| John Irving, Dernière Nuit à Twisted River (2009) Traduction: Josée Kamoun Le Seuil, 2011, 562 p. |
Et pourtant, soyons honnêtes, un roman qui commence dans le New Hampshire avec un jeune ouvrier qui se noie sous des troncs d'arbres au dégel, vraiment j'avais peu de chance d'accrocher. Les ambiances âpres et rugueuses, les histoires gonflées de testostérone, les coins reculés d'Amérique où les femmes sont bâties comme des hommes, et où les hommes se comportent comme des bêtes... bof...tout ça avec un style décomplexé à l'américaine (que j'ai découvert à 20 ans avec Roth) un peu trash (description d'un membre amputé après un accident) , un peu sexuel (avec certains détails pas spécialement excitants), un peu gore (dépeçage et fumage d'un ours) ...franchement pour la bourgeoise urbaine et chochotte que je suis, ce n'était pas gagné.

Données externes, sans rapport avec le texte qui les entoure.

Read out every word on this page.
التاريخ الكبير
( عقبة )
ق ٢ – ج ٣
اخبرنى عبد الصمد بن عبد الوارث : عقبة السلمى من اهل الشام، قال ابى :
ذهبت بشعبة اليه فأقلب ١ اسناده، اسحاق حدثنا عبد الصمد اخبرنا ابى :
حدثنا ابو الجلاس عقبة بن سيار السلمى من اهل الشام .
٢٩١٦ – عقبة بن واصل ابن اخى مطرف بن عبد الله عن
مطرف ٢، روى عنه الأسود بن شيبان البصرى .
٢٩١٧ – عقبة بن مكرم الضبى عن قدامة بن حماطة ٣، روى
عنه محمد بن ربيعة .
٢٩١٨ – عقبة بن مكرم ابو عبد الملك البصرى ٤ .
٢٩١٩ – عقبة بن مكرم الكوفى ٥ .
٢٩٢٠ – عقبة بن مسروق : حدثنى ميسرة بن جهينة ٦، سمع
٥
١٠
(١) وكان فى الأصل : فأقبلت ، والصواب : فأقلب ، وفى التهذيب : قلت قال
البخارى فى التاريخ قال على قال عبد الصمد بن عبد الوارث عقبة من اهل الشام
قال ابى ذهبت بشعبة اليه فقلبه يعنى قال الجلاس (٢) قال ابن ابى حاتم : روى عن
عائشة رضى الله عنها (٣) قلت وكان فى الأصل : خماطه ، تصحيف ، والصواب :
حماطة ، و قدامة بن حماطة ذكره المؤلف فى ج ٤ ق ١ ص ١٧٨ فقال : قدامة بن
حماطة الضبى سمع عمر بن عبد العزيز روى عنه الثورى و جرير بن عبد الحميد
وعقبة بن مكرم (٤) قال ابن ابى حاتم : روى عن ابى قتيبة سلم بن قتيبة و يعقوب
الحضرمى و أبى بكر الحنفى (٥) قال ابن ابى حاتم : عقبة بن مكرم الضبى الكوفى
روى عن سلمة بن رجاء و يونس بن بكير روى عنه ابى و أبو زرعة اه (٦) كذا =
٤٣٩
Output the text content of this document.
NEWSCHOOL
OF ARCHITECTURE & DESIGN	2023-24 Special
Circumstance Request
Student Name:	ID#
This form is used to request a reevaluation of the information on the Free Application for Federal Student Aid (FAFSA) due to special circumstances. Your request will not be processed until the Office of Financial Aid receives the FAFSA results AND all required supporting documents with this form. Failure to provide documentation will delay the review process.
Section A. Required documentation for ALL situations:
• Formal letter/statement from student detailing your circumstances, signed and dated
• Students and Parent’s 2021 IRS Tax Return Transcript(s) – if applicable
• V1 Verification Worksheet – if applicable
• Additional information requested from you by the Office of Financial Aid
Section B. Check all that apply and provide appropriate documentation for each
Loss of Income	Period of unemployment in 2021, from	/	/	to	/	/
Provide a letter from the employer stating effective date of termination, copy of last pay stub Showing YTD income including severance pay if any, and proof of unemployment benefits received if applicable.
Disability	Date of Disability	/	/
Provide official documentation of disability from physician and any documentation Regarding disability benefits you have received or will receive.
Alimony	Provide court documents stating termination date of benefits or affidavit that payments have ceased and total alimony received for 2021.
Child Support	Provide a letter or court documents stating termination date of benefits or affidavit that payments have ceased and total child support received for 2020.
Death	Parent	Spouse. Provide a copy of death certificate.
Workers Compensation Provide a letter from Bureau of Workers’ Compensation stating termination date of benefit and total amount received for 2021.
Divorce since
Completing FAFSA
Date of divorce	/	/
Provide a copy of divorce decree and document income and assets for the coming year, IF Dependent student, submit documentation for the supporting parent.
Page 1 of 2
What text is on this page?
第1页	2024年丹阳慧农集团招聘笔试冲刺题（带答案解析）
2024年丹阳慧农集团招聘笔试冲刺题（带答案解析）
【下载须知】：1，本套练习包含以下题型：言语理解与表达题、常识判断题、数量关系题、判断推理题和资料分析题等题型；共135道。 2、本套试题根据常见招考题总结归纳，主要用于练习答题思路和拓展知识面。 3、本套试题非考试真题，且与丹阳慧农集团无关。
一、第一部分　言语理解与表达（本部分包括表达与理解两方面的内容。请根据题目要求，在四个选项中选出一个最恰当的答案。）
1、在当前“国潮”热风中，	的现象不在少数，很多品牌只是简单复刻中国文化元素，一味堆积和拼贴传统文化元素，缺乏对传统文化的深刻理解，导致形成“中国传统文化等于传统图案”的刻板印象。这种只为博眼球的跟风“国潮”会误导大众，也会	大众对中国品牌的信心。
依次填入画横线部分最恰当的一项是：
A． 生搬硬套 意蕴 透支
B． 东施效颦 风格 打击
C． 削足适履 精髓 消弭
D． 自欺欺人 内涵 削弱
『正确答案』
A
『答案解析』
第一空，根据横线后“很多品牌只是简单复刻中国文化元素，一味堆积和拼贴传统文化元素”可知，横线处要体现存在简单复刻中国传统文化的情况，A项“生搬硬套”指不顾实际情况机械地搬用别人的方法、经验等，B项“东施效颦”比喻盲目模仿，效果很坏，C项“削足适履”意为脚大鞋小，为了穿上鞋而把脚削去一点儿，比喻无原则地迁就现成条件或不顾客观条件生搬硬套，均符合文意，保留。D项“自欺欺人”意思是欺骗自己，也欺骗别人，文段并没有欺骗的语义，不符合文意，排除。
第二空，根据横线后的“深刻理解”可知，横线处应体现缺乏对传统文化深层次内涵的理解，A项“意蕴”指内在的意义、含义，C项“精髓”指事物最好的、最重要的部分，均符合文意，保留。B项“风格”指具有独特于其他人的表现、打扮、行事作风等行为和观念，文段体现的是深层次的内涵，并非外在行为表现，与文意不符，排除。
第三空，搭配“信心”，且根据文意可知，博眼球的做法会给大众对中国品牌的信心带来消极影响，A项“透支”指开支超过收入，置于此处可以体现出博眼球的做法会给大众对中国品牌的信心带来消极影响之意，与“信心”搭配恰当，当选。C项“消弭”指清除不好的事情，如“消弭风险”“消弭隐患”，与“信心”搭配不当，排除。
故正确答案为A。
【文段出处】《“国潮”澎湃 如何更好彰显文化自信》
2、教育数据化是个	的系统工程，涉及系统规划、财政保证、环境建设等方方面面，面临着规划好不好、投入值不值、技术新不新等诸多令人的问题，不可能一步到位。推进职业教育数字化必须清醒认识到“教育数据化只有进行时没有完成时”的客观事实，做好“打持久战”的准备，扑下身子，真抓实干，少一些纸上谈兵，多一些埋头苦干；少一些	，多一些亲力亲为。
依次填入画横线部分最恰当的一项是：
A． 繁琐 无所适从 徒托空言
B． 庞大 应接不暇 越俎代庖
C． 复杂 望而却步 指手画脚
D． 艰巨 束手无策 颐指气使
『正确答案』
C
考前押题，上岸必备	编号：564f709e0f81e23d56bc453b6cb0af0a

Mais ça a marché quand même.
En trois mots, c'est l'histoire d'un père et de son fils de 12 ans, qui après une nuit tragique à Twisted River, sont contraints de fuir pendant 50 ans...Et le lecteur les suit tous les deux, du New Hampshire à Boston, en passant par le Vermont ou Toronto. Ils changent, vieillissent, se dissimulent, réalisent certains rêves et renoncent à d'autres, tout en arpentant ce Nord-Ouest américain âpre et rigoureux, non sans quelques péripéties.
Mais ce n'est pas un roman d'aventure ...Faut pas croire, c'est bien plus profond.
C'est un roman sur les hommes : le père, l'ami, le fils, le vague cousin. Une testostérone bienveillante et fragile, avec un père boiteux et un fils chétif , pas franchement les mâles dominants. Oh que je les ai aimés ces deux là, avec leurs espoirs, leur fantasmes, leurs femmes, leurs angoisses et leurs changements d'identité. Ils étaient, l'un et l'autre, parfaits et attachants, dans ce qu'ils sauvent et dans ce qu'ils perdent.
Et si on dit frontière canadienne on pense forcément bucheron. Ca tombe bien, j'en ai un, l'ami du père: Ketchum. A priori pas le genre de personnages auxquels je m'attache. Grand partisan des armes à feu, analphabète converti sur le tard, massif comme un arbre, jurant toutes les cinq minutes, convaincu, brutal, sans délicatesse ni tendresse et dont on peu supposer une hygiène dentaire douteuse. Sauf qu'il y a chez lui une grandeur d'âme, une beauté de l'esprit, de ces sortes de loyautés qui réconcilient avec le genre humain. (On a aussi son pendant dégoutant, dit le cow-boy, le nommé Carl, un enfoiré de première qui fait peur tellement la bêtise et la bestialité l'agitent, mais dont je n'en dirai pas plus pour ne rien dévoiler)
La place laissée aux femmes est proprement ahurissante, toutes des molosses, sauf une junkie complètement désaxée et folle à lier, et la mère du fils, Rosie trop tôt disparue. Toutes les autres sont immenses, rassurantes, puissantes et maternelles. Elles traversent, telles des géantes, le récit en égrenant leur gentillesse et leur efficacité.
Et puis la grande, l'immense réussite du livre, c'est que le père est cuisinier et le fils écrivain. Les mots et les mets, bref, tout ce qui rend la vie belle. Il y a de vraies réflexions sur la littérature, sur la fiction, sur le métier d'écrivain, sur la mise en abîme, vraiment c'est du beau travail qu'il nous rend là Irving, la genèse du romancier en somme. Et du début à la fin de ce long roman, on goute les descriptions de plats, le détail des ingrédients, les sauces qui réduisent, l'assaisonnement des viandes, les condiments italiens ou le farces qui mijotent ... tout cela ne peut avoir été écrit que par un très grand amateur de cuisine. Parce qu'au fond, Dernière nuit à Twisted River est un long roman sur la perte, l'accident et la disparition, et sans doute, n'y-a-t-il que ces nourritures (spirituelles et terrestres) pour nous apprendre à vivre avec.C'est mon unique (et méritante) participation au mois américain de l'incontournable Titine.
Fournisseur officiel de ce billet: Laure qui nous avait offert à toutes un livres quand les Bibliomaniacs étaient venues se perdre sous mes rivages méditerranéens l'année dernière, j'avais choisi Irving car les autre me faisaient peur. Merci à elle.